Sulla soglia della porta appare il motto "si sedes non is" ("Se siedi non procedi"), che è una vera istruzione operativa, premessa a tutta l'opera alchemica. È la condizione senza la quale ogni speranza di aprire la porta del giardino magico diventa illusione.

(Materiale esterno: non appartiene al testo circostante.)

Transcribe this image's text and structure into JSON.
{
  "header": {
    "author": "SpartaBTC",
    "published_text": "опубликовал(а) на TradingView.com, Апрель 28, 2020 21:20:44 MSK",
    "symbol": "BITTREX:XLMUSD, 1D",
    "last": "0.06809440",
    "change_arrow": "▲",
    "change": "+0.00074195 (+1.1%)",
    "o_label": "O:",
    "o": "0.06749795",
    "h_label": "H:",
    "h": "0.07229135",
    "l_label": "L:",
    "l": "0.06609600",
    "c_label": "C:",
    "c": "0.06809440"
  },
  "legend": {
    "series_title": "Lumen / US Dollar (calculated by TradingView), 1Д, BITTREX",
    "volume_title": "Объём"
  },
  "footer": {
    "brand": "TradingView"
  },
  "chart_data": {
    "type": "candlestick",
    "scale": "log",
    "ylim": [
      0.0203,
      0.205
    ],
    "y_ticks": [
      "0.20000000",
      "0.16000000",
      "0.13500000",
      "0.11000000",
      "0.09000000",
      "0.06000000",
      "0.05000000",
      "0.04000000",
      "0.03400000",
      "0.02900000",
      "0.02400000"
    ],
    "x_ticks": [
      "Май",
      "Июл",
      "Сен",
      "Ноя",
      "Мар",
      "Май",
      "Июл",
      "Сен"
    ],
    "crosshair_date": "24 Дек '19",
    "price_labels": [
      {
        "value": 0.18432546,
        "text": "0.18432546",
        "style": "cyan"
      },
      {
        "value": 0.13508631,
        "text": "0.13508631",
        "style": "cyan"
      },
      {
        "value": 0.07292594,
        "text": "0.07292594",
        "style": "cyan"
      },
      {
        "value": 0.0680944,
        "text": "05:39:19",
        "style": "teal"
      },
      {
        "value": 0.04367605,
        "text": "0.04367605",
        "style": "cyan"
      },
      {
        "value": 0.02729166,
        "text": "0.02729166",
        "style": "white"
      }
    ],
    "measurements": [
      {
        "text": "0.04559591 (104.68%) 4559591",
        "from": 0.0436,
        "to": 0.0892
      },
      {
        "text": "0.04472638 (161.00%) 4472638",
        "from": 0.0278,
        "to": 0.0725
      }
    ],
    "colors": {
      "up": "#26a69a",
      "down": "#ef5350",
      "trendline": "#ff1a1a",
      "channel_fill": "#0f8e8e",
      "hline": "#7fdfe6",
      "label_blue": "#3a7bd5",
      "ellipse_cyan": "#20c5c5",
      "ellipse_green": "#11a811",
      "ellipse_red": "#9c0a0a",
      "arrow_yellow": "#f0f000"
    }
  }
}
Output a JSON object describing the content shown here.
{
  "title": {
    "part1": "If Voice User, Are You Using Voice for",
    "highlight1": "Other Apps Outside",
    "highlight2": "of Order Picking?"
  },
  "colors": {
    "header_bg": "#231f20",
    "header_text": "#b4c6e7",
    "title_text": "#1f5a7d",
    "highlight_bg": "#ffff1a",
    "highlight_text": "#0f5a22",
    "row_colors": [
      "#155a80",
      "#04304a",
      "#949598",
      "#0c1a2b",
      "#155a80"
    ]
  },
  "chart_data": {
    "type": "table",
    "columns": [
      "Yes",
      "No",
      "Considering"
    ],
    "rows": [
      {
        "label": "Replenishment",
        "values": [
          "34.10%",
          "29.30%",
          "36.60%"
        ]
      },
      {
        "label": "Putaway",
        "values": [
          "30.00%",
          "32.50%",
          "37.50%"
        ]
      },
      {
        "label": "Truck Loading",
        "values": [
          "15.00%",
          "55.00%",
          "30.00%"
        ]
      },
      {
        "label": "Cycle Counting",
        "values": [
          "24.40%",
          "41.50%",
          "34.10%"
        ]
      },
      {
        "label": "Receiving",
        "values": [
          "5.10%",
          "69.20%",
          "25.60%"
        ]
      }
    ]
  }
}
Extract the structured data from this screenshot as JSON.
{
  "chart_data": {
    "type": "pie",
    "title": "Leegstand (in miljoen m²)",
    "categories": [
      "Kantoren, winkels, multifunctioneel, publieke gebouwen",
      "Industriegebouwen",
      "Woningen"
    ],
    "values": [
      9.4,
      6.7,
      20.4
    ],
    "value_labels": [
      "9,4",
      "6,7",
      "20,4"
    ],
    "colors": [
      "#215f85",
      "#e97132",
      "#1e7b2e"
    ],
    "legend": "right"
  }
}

Sul gradino compare l'ultima epigrafe della Porta, insieme ad un misteriosissimo simbolo, che non figura in nessun trattato alchemico e quindi poco suscettibile di corretta interpretazione. L'epigrafe recita: "est opus occultum veri sophi aperire terram ut germinet salutem pro populo" ("È opera occulta del vero saggio aprire la terra, affinché germogli la salvezza per il popolo"). L'espressione è talmente chiara che appare superfluo insistervi, salvo che per confermare che la terra è la stessa della Tavola di Smeraldo, quella che è nutrice e ricettacolo del Telesma, la stessa del V.I.T.R.I.O.L. (visita interiora terrae, rectificandoque invenies occultum lapidem: Visita le parti più profonde della terra e, apportando modifiche, troverai la pietra occulta).